Scroll down to page 6 of the Precedence List to see how many lawmakers style themselves ‘Dr’. Some are the real deal. Kwok Ka-ki is a medic. Kenneth Chan is an assistant professor (he lists his foreign languages as Polish, Czech, Slovenian, Hungarian and Estonian, for heaven’s sake). Lo Wai-kwok is an engineer who also sometimes gives himself the ridiculous ‘Ir’ tag. The pro-Beijing ones look the most suspect. Anne Chiang Lai-wan of Vietnam cruise ship fame, for example; Lam Tai-fai seems to be using an honorary doctorate as a real one; and the idea of ‘Dr’ Lau Wong-fat, of the Heung Yee Kuk mob up in the New Territories, really stretches credibility (reciting Estonian irregular verbs, etc).
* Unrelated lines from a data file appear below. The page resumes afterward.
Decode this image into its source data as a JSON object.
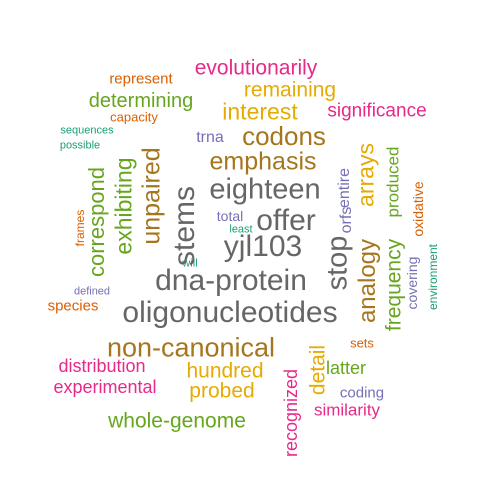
{
  "palette": {
    "orange": "#d95f02",
    "green": "#66a61e",
    "pink": "#e7298a",
    "gold": "#e6ab02",
    "brown": "#a6761d",
    "purple": "#7570b3",
    "teal": "#1b9e77",
    "gray": "#666666"
  },
  "words": [
    {
      "text": "evolutionarily",
      "color": "pink"
    },
    {
      "text": "represent",
      "color": "orange"
    },
    {
      "text": "remaining",
      "color": "gold"
    },
    {
      "text": "determining",
      "color": "green"
    },
    {
      "text": "interest",
      "color": "gold"
    },
    {
      "text": "significance",
      "color": "pink"
    },
    {
      "text": "capacity",
      "color": "orange"
    },
    {
      "text": "sequences",
      "color": "teal"
    },
    {
      "text": "possible",
      "color": "teal"
    },
    {
      "text": "trna",
      "color": "purple"
    },
    {
      "text": "codons",
      "color": "brown"
    },
    {
      "text": "emphasis",
      "color": "brown"
    },
    {
      "text": "eighteen",
      "color": "gray"
    },
    {
      "text": "entire",
      "color": "purple"
    },
    {
      "text": "offer",
      "color": "gray"
    },
    {
      "text": "total",
      "color": "purple"
    },
    {
      "text": "least",
      "color": "teal"
    },
    {
      "text": "yjl103",
      "color": "gray"
    },
    {
      "text": "will",
      "color": "teal"
    },
    {
      "text": "dna-protein",
      "color": "gray"
    },
    {
      "text": "defined",
      "color": "purple"
    },
    {
      "text": "species",
      "color": "orange"
    },
    {
      "text": "oligonucleotides",
      "color": "gray"
    },
    {
      "text": "non-canonical",
      "color": "brown"
    },
    {
      "text": "sets",
      "color": "orange"
    },
    {
      "text": "distribution",
      "color": "pink"
    },
    {
      "text": "hundred",
      "color": "gold"
    },
    {
      "text": "latter",
      "color": "green"
    },
    {
      "text": "experimental",
      "color": "pink"
    },
    {
      "text": "probed",
      "color": "gold"
    },
    {
      "text": "coding",
      "color": "purple"
    },
    {
      "text": "similarity",
      "color": "pink"
    },
    {
      "text": "whole-genome",
      "color": "green"
    },
    {
      "text": "frames",
      "color": "orange"
    },
    {
      "text": "correspond",
      "color": "green"
    },
    {
      "text": "exhibiting",
      "color": "green"
    },
    {
      "text": "unpaired",
      "color": "brown"
    },
    {
      "text": "stems",
      "color": "gray"
    },
    {
      "text": "orfs",
      "color": "purple"
    },
    {
      "text": "arrays",
      "color": "gold"
    },
    {
      "text": "stop",
      "color": "gray"
    },
    {
      "text": "analogy",
      "color": "brown"
    },
    {
      "text": "produced",
      "color": "green"
    },
    {
      "text": "frequency",
      "color": "green"
    },
    {
      "text": "oxidative",
      "color": "orange"
    },
    {
      "text": "covering",
      "color": "purple"
    },
    {
      "text": "environment",
      "color": "teal"
    },
    {
      "text": "detail",
      "color": "gold"
    },
    {
      "text": "recognized",
      "color": "pink"
    }
  ]
}
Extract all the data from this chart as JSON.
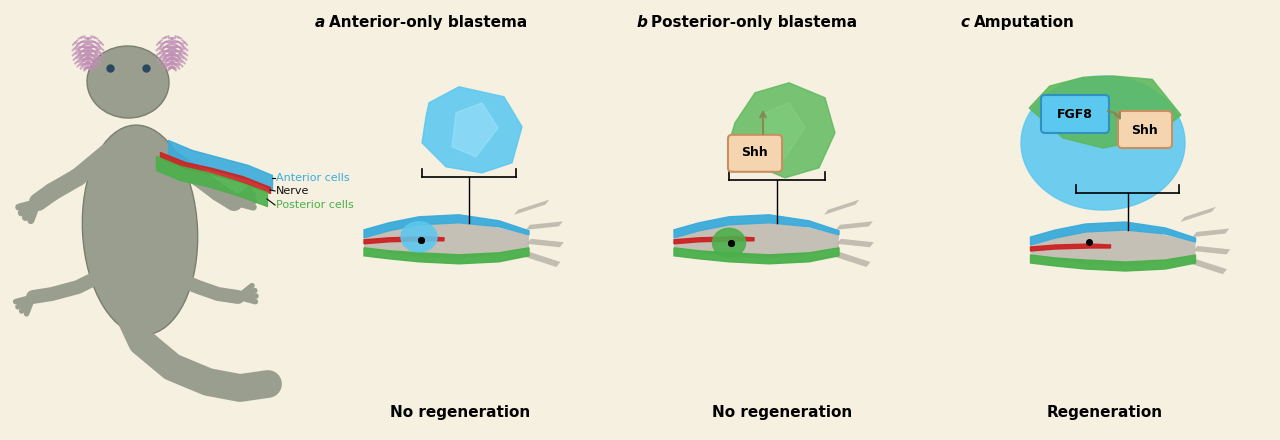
{
  "bg_color": "#f5f0e0",
  "title_a": "Anterior-only blastema",
  "title_b": "Posterior-only blastema",
  "title_c": "Amputation",
  "label_a": "a",
  "label_b": "b",
  "label_c": "c",
  "result_a": "No regeneration",
  "result_b": "No regeneration",
  "result_c": "Regeneration",
  "anterior_color": "#3aabdb",
  "posterior_color": "#4ab04a",
  "nerve_color": "#cc2222",
  "blastema_blue": "#5bc8f0",
  "blastema_green": "#5cb85c",
  "shh_fill": "#f5d5b0",
  "shh_edge": "#c89060",
  "annotation_anterior": "Anterior cells",
  "annotation_nerve": "Nerve",
  "annotation_posterior": "Posterior cells"
}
As we can see from the fact that the government’s own protocol office panders to this pretention and vanity, there’s a real squeamishness about this. The fact that the offenders tend to be from the pro-Beijing camp says more about the superficiality of patriotic shoe-shiners than about the system that covers up for them; a pro-democrat pretending to have a DPhil would be given a break as well. Preserving frauds’ faces is quietly accepted as part of the greater make-believe hypocrisy, like dancers on CCTV grinning with joy about the klepto-corporatist Chinese Communist Party, or the guys in suits proclaiming cooperation and partnership between distant cities who couldn’t – and don’t need to – give a damn about each other.

Everyone has to pretend that if everyone pretends it’s true, it is. That’s the ethos.